Lachvogel
Laughing Kookaburra
Dacelo novaeguineae

Lachvogel.... waarom zou die zo heten...
De lachvogel, ook wel kookaburra (uitspraak: koe-ka-bur-ra) en gewone kookaburra genoemd, laat stipt bij zonsopgang en ondergang zijn luid en haast menselijk klinkend gelach horen . Deze territoriumzang wordt met zo een regelmaat gezongen dat de vogel in zijn streek bekend staat als de ‘’Bosjesmanklok’’. Van deze territoriumzang is ook de naam “kookaburra” afgeleid. “Kookaburra” is overgenomen uit het Engels. En “kookaburra” is in het Engels weer een verbastering van de naam “gugubarra”, de naam voor dit dier in de Aboriginal-taal Wiradjuri (uitspraak: wie-ra-djoe-rie).

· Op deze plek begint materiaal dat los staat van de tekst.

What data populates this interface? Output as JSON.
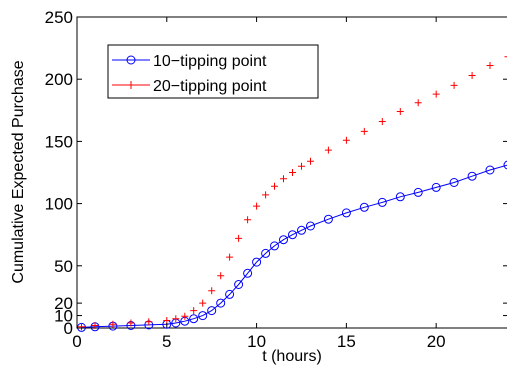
{
  "chart_data": {
    "type": "line",
    "xlabel": "t (hours)",
    "ylabel": "Cumulative Expected Purchase",
    "xlim": [
      0,
      24
    ],
    "ylim": [
      0,
      250
    ],
    "x_ticks": [
      0,
      5,
      10,
      15,
      20
    ],
    "y_ticks": [
      0,
      10,
      20,
      50,
      100,
      150,
      200,
      250
    ],
    "grid": false,
    "legend_position": "top-left",
    "series": [
      {
        "name": "10−tipping point",
        "color": "#0000ff",
        "marker": "circle",
        "x": [
          0.25,
          1,
          2,
          3,
          4,
          5,
          5.5,
          6,
          6.5,
          7,
          7.5,
          8,
          8.5,
          9,
          9.5,
          10,
          10.5,
          11,
          11.5,
          12,
          12.5,
          13,
          14,
          15,
          16,
          17,
          18,
          19,
          20,
          21,
          22,
          23,
          24
        ],
        "values": [
          0.5,
          1,
          1.5,
          2,
          2.5,
          3,
          4,
          5.5,
          7.5,
          10,
          14,
          20,
          27,
          35,
          44,
          53,
          60,
          66,
          71,
          75,
          78.5,
          82,
          87.5,
          92.5,
          97,
          101,
          105.5,
          109,
          113,
          117,
          122,
          127,
          131
        ]
      },
      {
        "name": "20−tipping point",
        "color": "#ff0000",
        "marker": "plus",
        "x": [
          0.25,
          1,
          2,
          3,
          4,
          5,
          5.5,
          6,
          6.5,
          7,
          7.5,
          8,
          8.5,
          9,
          9.5,
          10,
          10.5,
          11,
          11.5,
          12,
          12.5,
          13,
          14,
          15,
          16,
          17,
          18,
          19,
          20,
          21,
          22,
          23,
          24
        ],
        "values": [
          1,
          2,
          3,
          4,
          5,
          6,
          7.5,
          9.5,
          14,
          20,
          30,
          42,
          57,
          72,
          87,
          98,
          107,
          114,
          120,
          125,
          130,
          134,
          143,
          151,
          158,
          166,
          174,
          181,
          188,
          195,
          203,
          211,
          218
        ]
      }
    ]
  }
}
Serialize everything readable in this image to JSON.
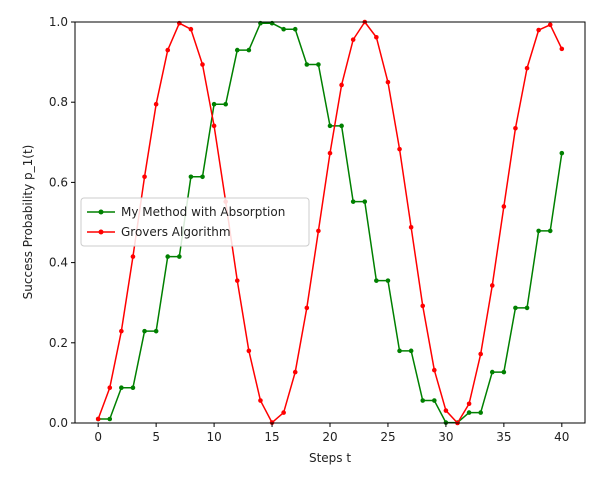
{
  "chart_data": {
    "type": "line",
    "xlabel": "Steps t",
    "ylabel": "Success Probability p_1(t)",
    "xlim": [
      -2,
      42
    ],
    "ylim": [
      0,
      1.0
    ],
    "xticks": [
      0,
      5,
      10,
      15,
      20,
      25,
      30,
      35,
      40
    ],
    "xtick_labels": [
      "0",
      "5",
      "10",
      "15",
      "20",
      "25",
      "30",
      "35",
      "40"
    ],
    "yticks": [
      0,
      0.2,
      0.4,
      0.6,
      0.8,
      1.0
    ],
    "ytick_labels": [
      "0.0",
      "0.2",
      "0.4",
      "0.6",
      "0.8",
      "1.0"
    ],
    "grid": false,
    "legend_position": "center-left",
    "x": [
      0,
      1,
      2,
      3,
      4,
      5,
      6,
      7,
      8,
      9,
      10,
      11,
      12,
      13,
      14,
      15,
      16,
      17,
      18,
      19,
      20,
      21,
      22,
      23,
      24,
      25,
      26,
      27,
      28,
      29,
      30,
      31,
      32,
      33,
      34,
      35,
      36,
      37,
      38,
      39,
      40
    ],
    "series": [
      {
        "name": "My Method with Absorption",
        "color": "#008000",
        "marker": "dot",
        "values": [
          0.01,
          0.01,
          0.088,
          0.088,
          0.229,
          0.229,
          0.415,
          0.415,
          0.614,
          0.614,
          0.795,
          0.795,
          0.93,
          0.93,
          0.997,
          0.997,
          0.982,
          0.982,
          0.894,
          0.894,
          0.741,
          0.741,
          0.552,
          0.552,
          0.355,
          0.355,
          0.18,
          0.18,
          0.056,
          0.056,
          0.001,
          0.001,
          0.026,
          0.026,
          0.127,
          0.127,
          0.287,
          0.287,
          0.479,
          0.479,
          0.673
        ]
      },
      {
        "name": "Grovers Algorithm",
        "color": "#ff0000",
        "marker": "dot",
        "values": [
          0.01,
          0.088,
          0.229,
          0.415,
          0.614,
          0.795,
          0.93,
          0.997,
          0.982,
          0.894,
          0.741,
          0.552,
          0.355,
          0.18,
          0.056,
          0.001,
          0.026,
          0.127,
          0.287,
          0.479,
          0.673,
          0.843,
          0.956,
          1.0,
          0.962,
          0.85,
          0.683,
          0.488,
          0.292,
          0.132,
          0.031,
          0.0,
          0.048,
          0.172,
          0.343,
          0.54,
          0.735,
          0.885,
          0.98,
          0.993,
          0.933
        ]
      }
    ]
  }
}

De naam “gewone kookaburra” slaat op het feit dat er naast deze kookaburra-soort nog drie andere soorten kookaburra’s bestaan. En de naam “gewone kookaburra” werd verzonnen omdat van allevier de soorten kookaburra’s de lachvogel/gewone kookaburra als eerste kookaburra-soort door de wetenschap werd ontdekt. De lachvogel grijpt zijn prooi in een duikvlucht. Bij de Australiërs zijn ze bijzonder geliefd vanwege hun voorliefde voor gifslangen. Ze zijn evenwel ook bekend als struikrover op kampeerterreinen waar ze behendig de worst van de grill kunnen stelen. Lachvogelparen blijven levenslang samen en vormen met hun jongen, tot deze een leeftijd van vijf jaar bereikt hebben, een hechte gemeenschap. Vooral ’s nachts zitten ze dicht bij elkaar.